Both grace and truth are covered in chapter four of Ephesians. In chapter one of the Gospel of John grace and truth are also mentioned. The Word was God, and the Word became flesh and tabernacled among us, full of grace and truth (John 1:1, 14). The law was given through Moses, but grace and truth came through Jesus Christ (John 1:17). Ephesians 4 is a full definition of the grace and truth found in John 1. If you would understand the grace and truth revealed in John 1, you need to study Ephesians 4.
Grace and truth are the elements of which chapter four of Ephesians is constituted. Ephesians 1 is structured with the Father’s selection and predestination, the Son’s redemption, and the Spirit’s sealing and pledging. In Ephesians 4 we have not only the Father, the Son, and the Spirit, but also grace and truth. This indicates development and progress.
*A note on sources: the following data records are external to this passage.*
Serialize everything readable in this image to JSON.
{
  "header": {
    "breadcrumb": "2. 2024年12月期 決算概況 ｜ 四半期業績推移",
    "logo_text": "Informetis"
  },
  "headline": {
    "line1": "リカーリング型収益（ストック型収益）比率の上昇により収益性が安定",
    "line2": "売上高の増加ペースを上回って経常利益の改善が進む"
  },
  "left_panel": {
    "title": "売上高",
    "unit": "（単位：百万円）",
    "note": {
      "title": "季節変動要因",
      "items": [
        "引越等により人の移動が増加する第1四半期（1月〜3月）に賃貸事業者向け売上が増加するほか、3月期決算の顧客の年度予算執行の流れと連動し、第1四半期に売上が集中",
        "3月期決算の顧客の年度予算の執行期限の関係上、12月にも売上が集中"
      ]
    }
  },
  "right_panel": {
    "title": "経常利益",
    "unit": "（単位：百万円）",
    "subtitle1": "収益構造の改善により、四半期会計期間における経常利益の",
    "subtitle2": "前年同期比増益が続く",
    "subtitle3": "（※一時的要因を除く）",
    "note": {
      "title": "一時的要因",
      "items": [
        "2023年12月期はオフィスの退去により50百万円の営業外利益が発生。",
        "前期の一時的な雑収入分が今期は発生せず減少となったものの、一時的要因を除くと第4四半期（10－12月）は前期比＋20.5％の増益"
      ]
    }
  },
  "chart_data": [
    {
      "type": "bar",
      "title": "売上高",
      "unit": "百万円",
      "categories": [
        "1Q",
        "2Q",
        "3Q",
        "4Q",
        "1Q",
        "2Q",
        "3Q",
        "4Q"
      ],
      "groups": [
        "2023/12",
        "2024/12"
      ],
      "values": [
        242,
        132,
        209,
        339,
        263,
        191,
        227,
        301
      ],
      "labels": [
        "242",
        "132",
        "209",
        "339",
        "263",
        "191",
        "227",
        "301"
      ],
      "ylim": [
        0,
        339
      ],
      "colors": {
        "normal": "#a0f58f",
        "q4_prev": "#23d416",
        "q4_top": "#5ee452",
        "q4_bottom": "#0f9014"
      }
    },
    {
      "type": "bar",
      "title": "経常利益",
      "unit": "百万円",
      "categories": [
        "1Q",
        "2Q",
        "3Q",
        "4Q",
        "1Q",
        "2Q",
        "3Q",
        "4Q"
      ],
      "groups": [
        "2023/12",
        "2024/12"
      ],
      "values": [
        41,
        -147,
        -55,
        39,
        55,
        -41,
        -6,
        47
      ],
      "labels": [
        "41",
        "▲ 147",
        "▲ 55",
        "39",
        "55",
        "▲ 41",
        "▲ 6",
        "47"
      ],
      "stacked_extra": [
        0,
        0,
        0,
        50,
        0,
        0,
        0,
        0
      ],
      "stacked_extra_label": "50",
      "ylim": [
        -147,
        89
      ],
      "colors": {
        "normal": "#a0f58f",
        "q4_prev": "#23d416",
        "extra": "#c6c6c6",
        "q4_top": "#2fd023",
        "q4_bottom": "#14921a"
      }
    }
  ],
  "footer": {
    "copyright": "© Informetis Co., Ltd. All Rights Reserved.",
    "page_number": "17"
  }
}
In both John 1 and Ephesians 4 there is a development of the Triune God. John 1:14 says that the Word, which was God, became flesh. The word “became” indicates development. This One who became flesh and tabernacled among us was full of grace and truth. This is a further development. As God, He was developed to become a man in the flesh. As God incarnate, He was further developed to become grace and truth to us. In Ephesians 1 we see the Triune God, but we do not have the full development of grace and truth. If we would see this development, we need to come to Ephesians 4.
The book of Ephesians is profound. This book cannot be understood by merely reading it according to the letters. We need revelation. This was the reason Paul prayed that the Father would grant the believers a spirit of wisdom and revelation (Eph. 1:17). Natural intelligence or cleverness will not help us to understand such a deep book. We need divine wisdom and revelation.
In Ephesians 1 there is the dispensing of the Triune God to produce the church, the Body of Christ. In this chapter there is little development. But in chapters two and three there is a development that issues in the Body. The topic of Ephesians 4 is the Body; the topic of this chapter is not the Triune God. However, the Body has much to do with the Triune God. In chapter one there is the indication that the Body would be produced. But in chapter four we actually have the Body.
In Ephesians 4 Paul first speaks of the one Body and then of the one Spirit, the one Lord, and the one God, the Father. This indicates that the Triune God—the Father, the Son, and the Spirit—has been developed in the Body. This corresponds to John 1, where the eternal God became flesh and experienced a development in the flesh. In Ephesians 4 the Triune God has been developed not merely in the flesh, but in the Body of Christ. Furthermore, in John 1 there is the development of God in the flesh issuing in grace and truth. In Ephesians 4 there is also the development of the Triune God issuing in grace and truth. In John the eternal God was developed in the flesh and issued in grace and truth, and in Ephesians the Triune God was developed in the Body and issued in grace and truth. In order to understand Ephesians 4 we need to see this development.
Another diamond in Ephesians 4 is the life of God found in verse 18: “Being darkened in their understanding, estranged from the life of God because of the ignorance which is in them, because of the hardness of their heart.” The Gentiles, who walk in vanity, have been estranged from the life of God and excluded from it because of the ignorance which is in them and because of the hardness of their heart. They have ceased from feeling and have given themselves over to sinful things. The life of God in Ephesians 4:18 corresponds to the life in John 1:4, a verse which says, “In Him was life.” In John 1 we have grace, truth, and the life of God. In Ephesians 4 we also have these three matters. The difference is that in John 1 there is the flesh, but in Ephesians 4 there is the Body. In John 1 the flesh is the sphere, the element, for God’s development. In Ephesians 4 the mystical Body, the church, is the sphere, the element, for the development of the Triune God. However, in both cases the issue is the same—grace and truth of life. Both grace and truth are of life, and life is actually God Himself.